Of course, unlike other equality grounds, direct age discrimination can be justified, basically on the same test as for indirect discrimination, namely, is there a ‘legitimate aim’ and that the setting of a retirement age is an ‘appropriate and necessary’ means of achieving that aim. In the absence of a settled policy in the company, the Tribunal, on the facts of this case, rejected health and safety, competence and job rotation issues as legitimate aims on the part of the company.
In consequence, the complainant was awarded €30,000.
In one of the unsuccessful June Decisions, DEC-E2012-086, Paul Doyle v ESB International Limited, the Tribunal also found a way of reconciling section 34(4) with the justification requirements of the Directive. However, in this case, the Tribunal was “satisfied on the full facts of this case [despite no written policy on mandatory retirement] that the respondent has a well established practice of compulsorily retiring its employees to a pension when they reach the age of 65.”
In brief, the respondent satisfied the Tribunal that it had in place a range of policies which justified a retirement age of 65. The practical implications of these Decisions are that employers, including small and medium-sized employers, must work out their retirement policies before initiating mandatory retirement and not after the event.
http://www.equalitytribunal.ie/Database-of-Decisions/2012/Employment-Equality-Decisions/DEC-E2012-093-Full-Case-Report.html
4. Decision DEC-E2012-096: Mercury Engineering Ltd
Issues: Discriminatory Dismissal, Age, Discriminatory selection for redundancy
Award: €22,000
This case is another age discrimination case, this time on selection for redundancy. Although there were widespread redundancies in the company, the complainant was selected, after 21 years’ service as an electrician, despite being significantly more experienced that others selected. Although not formally part of the Tribunal’s Decision or award of compensation, it cannot have helped the respondent’s case that the complainant was dismissed at 40 minutes’ notice, even if this was company policy “to prevent sabotage”.
However, there were serious deficiencies in the company’s selection procedures. First, the complainant received a brief letter merely outlining his right of appeal. However the letter kept on file “consisted of 10 paragraphs explaining the company's procedure for making people redundant”. The Tribunal categorised this as “dishonesty”. Furthermore, there was “no documentation, whatsoever, of this decision making process by either his line manager or the Human Resources Section as to who was to be made redundant.” The respondent admitted that the complainant would have scored very highly on the selection criteria which ought to have been applied.
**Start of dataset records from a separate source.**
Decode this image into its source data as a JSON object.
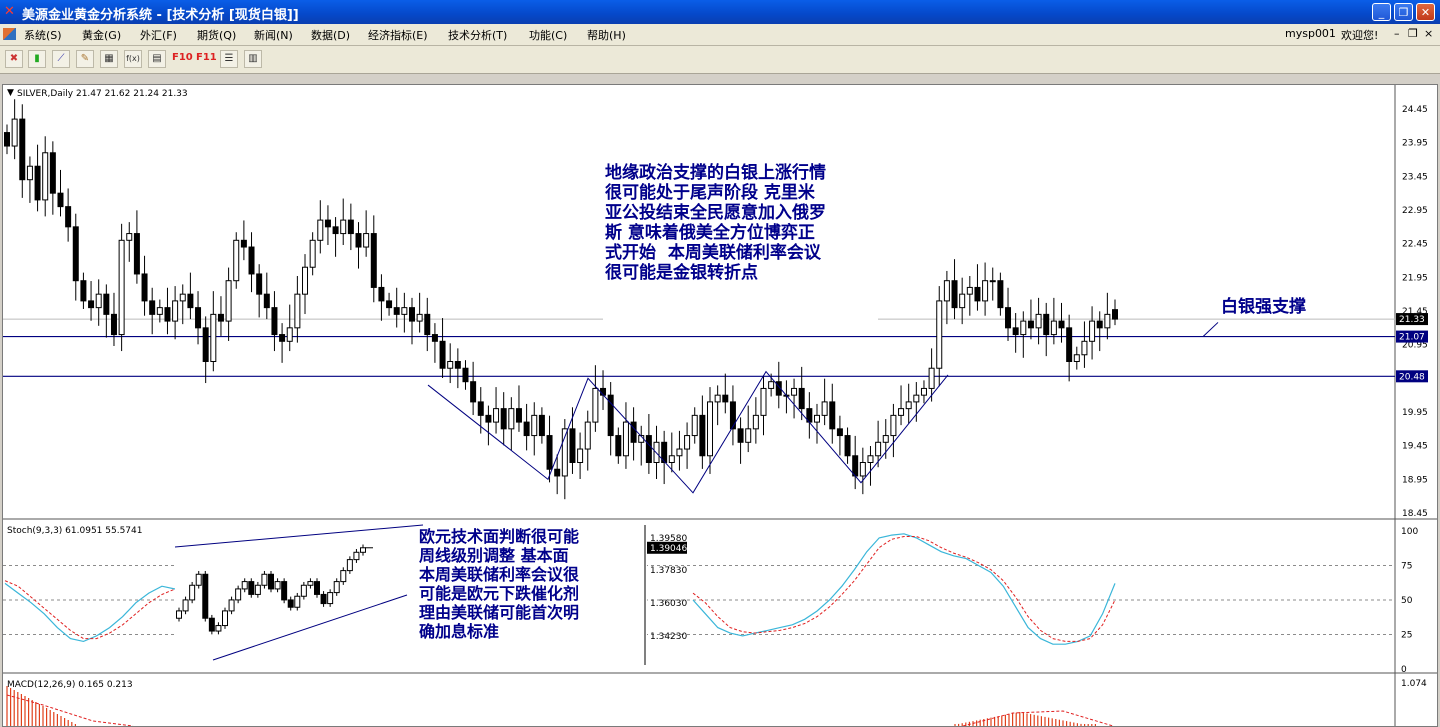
{
  "window": {
    "title": "美源金业黄金分析系统  -  [技术分析 [现货白银]]",
    "buttons": [
      "_",
      "❐",
      "✕"
    ]
  },
  "menubar": {
    "items": [
      "系统(S)",
      "黄金(G)",
      "外汇(F)",
      "期货(Q)",
      "新闻(N)",
      "数据(D)",
      "经济指标(E)",
      "技术分析(T)",
      "功能(C)",
      "帮助(H)"
    ],
    "user": "mysp001",
    "welcome": "欢迎您!",
    "controls": [
      "–",
      "❐",
      "×"
    ]
  },
  "toolbar": {
    "items": [
      {
        "icon": "close-chart-icon",
        "glyph": "✖"
      },
      {
        "icon": "candlestick-icon",
        "glyph": "▮"
      },
      {
        "icon": "line-chart-icon",
        "glyph": "⟋"
      },
      {
        "icon": "draw-icon",
        "glyph": "✎"
      },
      {
        "icon": "grid-icon",
        "glyph": "▦"
      },
      {
        "icon": "function-icon",
        "glyph": "f(x)"
      },
      {
        "icon": "print-icon",
        "glyph": "▤"
      },
      {
        "icon": "f10-icon",
        "glyph": "F10"
      },
      {
        "icon": "f11-icon",
        "glyph": "F11"
      },
      {
        "icon": "list-icon",
        "glyph": "☰"
      },
      {
        "icon": "table-icon",
        "glyph": "▥"
      }
    ]
  },
  "main_chart": {
    "header": "SILVER,Daily  21.47 21.62 21.24 21.33",
    "price_labels": [
      "24.45",
      "23.95",
      "23.45",
      "22.95",
      "22.45",
      "21.95",
      "21.45",
      "20.95",
      "20.45",
      "19.95",
      "19.45",
      "18.95",
      "18.45"
    ],
    "current_price": "21.33",
    "level_1": "21.07",
    "level_2": "20.48",
    "annotation": "地缘政治支撑的白银上涨行情\n很可能处于尾声阶段 克里米\n亚公投结束全民愿意加入俄罗\n斯 意味着俄美全方位博弈正\n式开始  本周美联储利率会议\n很可能是金银转折点",
    "support_label": "白银强支撑"
  },
  "stoch_panel": {
    "header": "Stoch(9,3,3) 61.0951 55.5741",
    "scale_labels": [
      "100",
      "75",
      "50",
      "25",
      "0"
    ],
    "inset_labels": [
      "1.39580",
      "1.39046",
      "1.37830",
      "1.36030",
      "1.34230"
    ],
    "annotation": "欧元技术面判断很可能\n周线级别调整 基本面\n本周美联储利率会议很\n可能是欧元下跌催化剂\n理由美联储可能首次明\n确加息标准"
  },
  "macd_panel": {
    "header": "MACD(12,26,9) 0.165 0.213",
    "scale_top": "1.074"
  },
  "colors": {
    "title_blue": "#0548c9",
    "annotation_text": "#00008b",
    "level_line": "#000080",
    "stoch_main": "#3ab6d9",
    "stoch_signal": "#e02020"
  },
  "chart_data": {
    "type": "candlestick",
    "symbol": "SILVER",
    "timeframe": "Daily",
    "ohlc_last": {
      "open": 21.47,
      "high": 21.62,
      "low": 21.24,
      "close": 21.33
    },
    "ylim": [
      18.45,
      24.45
    ],
    "horizontal_levels": [
      21.07,
      20.48
    ],
    "closes": [
      23.9,
      24.3,
      23.4,
      23.6,
      23.1,
      23.8,
      23.2,
      23.0,
      22.7,
      21.9,
      21.6,
      21.5,
      21.7,
      21.4,
      21.1,
      22.5,
      22.6,
      22.0,
      21.6,
      21.4,
      21.5,
      21.3,
      21.6,
      21.7,
      21.5,
      21.2,
      20.7,
      21.4,
      21.3,
      21.9,
      22.5,
      22.4,
      22.0,
      21.7,
      21.5,
      21.1,
      21.0,
      21.2,
      21.7,
      22.1,
      22.5,
      22.8,
      22.7,
      22.6,
      22.8,
      22.6,
      22.4,
      22.6,
      21.8,
      21.6,
      21.5,
      21.4,
      21.5,
      21.3,
      21.4,
      21.1,
      21.0,
      20.6,
      20.7,
      20.6,
      20.4,
      20.1,
      19.9,
      19.8,
      20.0,
      19.7,
      20.0,
      19.8,
      19.6,
      19.9,
      19.6,
      19.1,
      19.0,
      19.7,
      19.2,
      19.4,
      19.8,
      20.3,
      20.2,
      19.6,
      19.3,
      19.8,
      19.5,
      19.6,
      19.2,
      19.5,
      19.2,
      19.3,
      19.4,
      19.6,
      19.9,
      19.3,
      20.1,
      20.2,
      20.1,
      19.7,
      19.5,
      19.7,
      19.9,
      20.3,
      20.4,
      20.2,
      20.2,
      20.3,
      20.0,
      19.8,
      19.9,
      20.1,
      19.7,
      19.6,
      19.3,
      19.0,
      19.2,
      19.3,
      19.5,
      19.6,
      19.9,
      20.0,
      20.1,
      20.2,
      20.3,
      20.6,
      21.6,
      21.9,
      21.5,
      21.7,
      21.8,
      21.6,
      21.9,
      21.9,
      21.5,
      21.2,
      21.1,
      21.3,
      21.2,
      21.4,
      21.1,
      21.3,
      21.2,
      20.7,
      20.8,
      21.0,
      21.3,
      21.2,
      21.4,
      21.33
    ],
    "stoch_k": [
      62,
      55,
      48,
      40,
      30,
      22,
      20,
      24,
      30,
      38,
      48,
      55,
      60,
      58,
      50,
      40,
      30,
      26,
      24,
      26,
      28,
      30,
      32,
      36,
      42,
      50,
      60,
      72,
      85,
      95,
      97,
      98,
      95,
      90,
      85,
      82,
      80,
      75,
      70,
      60,
      45,
      30,
      22,
      18,
      18,
      20,
      24,
      40,
      62
    ],
    "stoch_signal": [
      64,
      60,
      52,
      44,
      36,
      28,
      22,
      22,
      26,
      32,
      40,
      48,
      54,
      58,
      55,
      48,
      38,
      30,
      27,
      26,
      27,
      28,
      30,
      33,
      38,
      45,
      54,
      64,
      76,
      88,
      94,
      96,
      96,
      93,
      88,
      84,
      81,
      77,
      72,
      64,
      52,
      38,
      28,
      22,
      20,
      20,
      22,
      32,
      50
    ]
  }
}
The Tribunal applied the English Court of Appeal decision in Nagarajan v London Regional Transport [1999] IRLR 572 (EWCA) to the effect that “the proscribed reason need not be the sole or even the principal reason for the conduct impugned; it is enough that it is a contributing cause in the sense of being a ‘significant influence’”. The Tribunal concluded that a prima facie case of direct age discrimination had been made out, that the presumption had not been rebutted by the respondent and awarded the complainant €22,000.
Once again, the employer who applies considered and well-documented policies and procedures is more likely to persuade the Tribunal that age discrimination has not occurred.